After that, original Scrapy's tutorial shows us how to extract tags list for each quote:
>>> tags = quote.css("div.tags a.tag::text").getall()
>>> tags
['change', 'deep-thoughts', 'thinking', 'world']
but knowing how does combine
work, we can just add another rule into the combine
form:
CL-USER> (lquery:$
(initialize *response*)
"div.quote"
(function
(lambda (nodes)
(serapeum:take 2 nodes)))
(combine
(lquery:$1
"span.text"
(text))
(lquery:$1
"small.author"
(text))
(lquery:$
"div.tags a.tag"
(text))))
#(("“The world as we have created it is a process of our thinking. It cannot be changed without changing our thinking.”"
"Albert Einstein" #("change" "deep-thoughts" "thinking" "world"))
("“It is our choices, Harry, that show what we truly are, far more than our abilities.”"
"J.K. Rowling" #("abilities" "choices")))
Note, for tags we are using lquery:$
because there is a list of them.
Scrapy's tutorial creates a hash table for each quote, but ScrapyCL
framework's pipeline operates on CLOS
objects.
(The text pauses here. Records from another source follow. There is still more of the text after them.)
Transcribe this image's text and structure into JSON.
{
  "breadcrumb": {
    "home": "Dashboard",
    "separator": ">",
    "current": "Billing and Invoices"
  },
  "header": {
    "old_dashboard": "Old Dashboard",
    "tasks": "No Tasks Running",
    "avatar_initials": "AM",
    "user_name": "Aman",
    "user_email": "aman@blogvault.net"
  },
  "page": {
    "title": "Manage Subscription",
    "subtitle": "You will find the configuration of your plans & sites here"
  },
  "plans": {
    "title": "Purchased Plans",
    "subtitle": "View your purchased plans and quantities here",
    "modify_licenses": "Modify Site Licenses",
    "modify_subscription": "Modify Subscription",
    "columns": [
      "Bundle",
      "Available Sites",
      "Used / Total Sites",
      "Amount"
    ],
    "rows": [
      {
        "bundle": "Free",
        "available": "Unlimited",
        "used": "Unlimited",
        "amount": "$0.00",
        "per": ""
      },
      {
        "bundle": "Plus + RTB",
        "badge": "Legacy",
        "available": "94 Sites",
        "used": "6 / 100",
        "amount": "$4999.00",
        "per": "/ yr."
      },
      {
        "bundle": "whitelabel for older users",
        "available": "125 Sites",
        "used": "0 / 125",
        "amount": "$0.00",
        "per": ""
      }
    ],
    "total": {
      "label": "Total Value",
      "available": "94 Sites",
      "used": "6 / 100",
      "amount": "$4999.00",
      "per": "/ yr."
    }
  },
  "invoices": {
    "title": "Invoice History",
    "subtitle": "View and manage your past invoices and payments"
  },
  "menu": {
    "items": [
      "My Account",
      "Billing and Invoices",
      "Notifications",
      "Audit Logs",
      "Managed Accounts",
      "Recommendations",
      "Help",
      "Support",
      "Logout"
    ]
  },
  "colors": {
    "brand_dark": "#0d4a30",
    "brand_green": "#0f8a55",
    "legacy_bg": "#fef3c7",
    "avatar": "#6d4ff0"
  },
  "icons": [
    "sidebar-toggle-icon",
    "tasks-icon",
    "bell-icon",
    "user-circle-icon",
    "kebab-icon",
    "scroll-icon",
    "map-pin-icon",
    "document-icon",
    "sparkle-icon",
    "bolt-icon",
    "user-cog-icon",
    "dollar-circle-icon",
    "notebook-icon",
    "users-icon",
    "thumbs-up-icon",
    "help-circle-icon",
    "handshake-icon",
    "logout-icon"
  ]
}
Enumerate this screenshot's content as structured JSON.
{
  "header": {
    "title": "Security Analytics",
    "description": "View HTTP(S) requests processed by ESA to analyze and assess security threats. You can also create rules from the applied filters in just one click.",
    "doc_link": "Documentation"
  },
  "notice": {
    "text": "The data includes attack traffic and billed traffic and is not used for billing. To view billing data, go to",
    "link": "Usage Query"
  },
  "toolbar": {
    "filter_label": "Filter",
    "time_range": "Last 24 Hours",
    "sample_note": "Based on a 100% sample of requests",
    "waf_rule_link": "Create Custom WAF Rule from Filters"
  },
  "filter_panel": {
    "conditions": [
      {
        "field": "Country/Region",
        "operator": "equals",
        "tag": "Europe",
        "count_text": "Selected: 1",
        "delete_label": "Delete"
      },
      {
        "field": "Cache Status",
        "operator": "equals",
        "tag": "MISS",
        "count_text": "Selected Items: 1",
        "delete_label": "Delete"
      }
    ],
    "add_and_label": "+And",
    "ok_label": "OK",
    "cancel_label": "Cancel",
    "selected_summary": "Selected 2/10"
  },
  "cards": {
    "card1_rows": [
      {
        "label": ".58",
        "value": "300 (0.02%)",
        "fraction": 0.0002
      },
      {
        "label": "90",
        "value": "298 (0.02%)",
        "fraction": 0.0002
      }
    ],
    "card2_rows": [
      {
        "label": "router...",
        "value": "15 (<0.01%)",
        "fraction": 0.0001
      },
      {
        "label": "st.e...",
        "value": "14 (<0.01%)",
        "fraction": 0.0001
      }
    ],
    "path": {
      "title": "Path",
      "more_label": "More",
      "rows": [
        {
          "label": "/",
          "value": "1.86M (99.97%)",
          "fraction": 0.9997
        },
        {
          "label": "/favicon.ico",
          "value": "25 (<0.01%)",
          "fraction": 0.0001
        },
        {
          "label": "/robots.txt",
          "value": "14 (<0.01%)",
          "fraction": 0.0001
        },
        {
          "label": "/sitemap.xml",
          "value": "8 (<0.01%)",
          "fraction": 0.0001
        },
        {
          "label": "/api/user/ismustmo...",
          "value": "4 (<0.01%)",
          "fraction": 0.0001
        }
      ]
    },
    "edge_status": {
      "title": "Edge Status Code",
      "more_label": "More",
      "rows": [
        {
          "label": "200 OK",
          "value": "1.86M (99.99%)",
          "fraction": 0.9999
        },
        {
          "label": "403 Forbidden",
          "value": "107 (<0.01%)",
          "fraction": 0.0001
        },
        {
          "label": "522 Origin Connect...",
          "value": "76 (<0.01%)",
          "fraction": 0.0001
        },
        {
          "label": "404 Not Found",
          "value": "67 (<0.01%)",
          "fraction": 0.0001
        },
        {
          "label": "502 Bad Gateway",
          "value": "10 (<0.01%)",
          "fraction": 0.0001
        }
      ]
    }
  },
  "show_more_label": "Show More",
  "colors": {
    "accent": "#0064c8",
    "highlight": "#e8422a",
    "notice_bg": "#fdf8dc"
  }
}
So, we'll create a separate QUOTE-ITEM
class:
CL-USER> (defclass quote-item ()
((text :initarg :text
:type string
:reader quote-text)
(author :initarg :author
:type string
:reader quote-author)
(tags :initarg :tags
:type (serapeum:soft-list-of string)
:reader quote-tags)))
#<STANDARD-CLASS COMMON-LISP-USER::QUOTE-ITEM>
CL-USER> (defmethod print-object ((obj quote-item) stream)
(print-unreadable-object (obj stream :type t)
(format stream "~A by ~A ~{#~A~^, ~}"
(quote-text obj)
(quote-author obj)
(quote-tags obj))))
Now we'll use map-apply
to transform parsed data into these CLOS
objects:
CL-USER> (lquery:$
(initialize *response*)
"div.quote"
(function
(lambda (nodes)
(serapeum:take 2 nodes)))
(combine
(lquery:$1
"span.text"
(text))
(lquery:$1
"small.author"
(text))
(lquery:$
"div.tags a.tag"
(text)))
(map-apply
(lambda (text author tags)
(make-instance 'quote-item
:text text
:author author
:tags (coerce tags 'list)))))
#(#<QUOTE-ITEM “The world as we have created it is a process of our thinking. It cannot be changed without changing our thinking.” by Albert Einstein #change, #deep-thoughts, #thinking, #world>
#<QUOTE-ITEM “It is our choices, Harry, that show what we truly are, far more than our abilities.” by J.K. Rowling #abilities, #choices>)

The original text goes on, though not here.